Changes in gene expression and transcription have been found in animals exposed to breath-hold and compressed-gas diving. Underwater diving exposes divers to hyperoxia and increased production of reactive oxygen species, which are involved with nearly every physiological process in cells, including programmed cell death (apoptosis). Response to this stress alone can alter gene expression and transcription. Similar stress may be caused by exercise in nondivers and by many other factors.

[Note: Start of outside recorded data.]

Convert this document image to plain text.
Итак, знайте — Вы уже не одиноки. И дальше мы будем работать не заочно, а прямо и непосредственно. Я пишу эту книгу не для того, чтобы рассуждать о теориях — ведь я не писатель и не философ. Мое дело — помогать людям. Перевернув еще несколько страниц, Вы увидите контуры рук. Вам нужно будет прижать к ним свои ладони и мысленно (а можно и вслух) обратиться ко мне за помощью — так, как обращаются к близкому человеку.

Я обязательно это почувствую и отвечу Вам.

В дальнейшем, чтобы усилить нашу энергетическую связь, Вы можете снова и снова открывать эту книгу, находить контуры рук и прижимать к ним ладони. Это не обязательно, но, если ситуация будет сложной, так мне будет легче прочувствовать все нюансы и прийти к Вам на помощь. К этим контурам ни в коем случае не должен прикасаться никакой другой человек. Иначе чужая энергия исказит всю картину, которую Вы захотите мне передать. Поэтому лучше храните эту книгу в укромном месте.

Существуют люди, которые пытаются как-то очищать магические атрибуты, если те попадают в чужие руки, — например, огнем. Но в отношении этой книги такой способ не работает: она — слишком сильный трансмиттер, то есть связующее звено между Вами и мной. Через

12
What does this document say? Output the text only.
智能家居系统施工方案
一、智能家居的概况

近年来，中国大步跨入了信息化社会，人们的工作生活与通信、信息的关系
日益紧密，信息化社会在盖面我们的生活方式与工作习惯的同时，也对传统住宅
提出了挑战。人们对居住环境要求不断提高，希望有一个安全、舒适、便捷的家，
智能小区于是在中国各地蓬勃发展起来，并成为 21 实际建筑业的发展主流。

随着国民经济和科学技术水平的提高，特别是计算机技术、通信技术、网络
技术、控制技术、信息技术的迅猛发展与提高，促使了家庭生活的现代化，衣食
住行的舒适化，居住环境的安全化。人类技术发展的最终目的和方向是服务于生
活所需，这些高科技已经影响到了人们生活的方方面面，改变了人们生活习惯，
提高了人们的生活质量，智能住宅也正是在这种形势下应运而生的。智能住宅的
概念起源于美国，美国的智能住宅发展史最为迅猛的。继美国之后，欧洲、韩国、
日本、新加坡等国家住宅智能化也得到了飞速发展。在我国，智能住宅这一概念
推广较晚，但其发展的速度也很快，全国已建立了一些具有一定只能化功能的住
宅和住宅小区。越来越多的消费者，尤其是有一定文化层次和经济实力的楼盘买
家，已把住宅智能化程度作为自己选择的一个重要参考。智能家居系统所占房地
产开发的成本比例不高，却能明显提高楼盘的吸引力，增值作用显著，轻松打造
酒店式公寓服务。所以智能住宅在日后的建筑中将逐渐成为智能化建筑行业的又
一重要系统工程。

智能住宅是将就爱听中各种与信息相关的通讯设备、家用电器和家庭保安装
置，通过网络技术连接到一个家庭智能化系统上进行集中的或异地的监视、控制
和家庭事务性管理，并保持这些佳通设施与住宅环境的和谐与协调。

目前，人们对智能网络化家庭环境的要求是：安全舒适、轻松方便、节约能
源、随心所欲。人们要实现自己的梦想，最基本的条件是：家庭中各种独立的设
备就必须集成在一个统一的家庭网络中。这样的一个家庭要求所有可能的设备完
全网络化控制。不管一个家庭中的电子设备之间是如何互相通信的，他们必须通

Some studies found that experienced divers, as compared with nondivers, showed persistent changes in pathways of apoptosis, inflammation and immune responses in blood transcriptomes, indicating a cellular state of sustained alertness toward exogenous stress. There were no measurable physiological differences, however, between the divers and nondivers. Changes found after scuba diving were typical of sublethal oxidative stress; they included suppression of lymphocyte activity and activation of the innate immune system. It was not possible to distinguish the effects of oxidative stress and of gas microbubbles. Changes were similar after additional dives, and they returned to normal in between the dives.

Whether there will be a dive analog of BRCA1 and BRCA2 is impossible to predict at this stage. But these are just the first steps in a long journey, and accelerating development in medicine and technology leaves little doubt that precision medicine for divers will be achieved.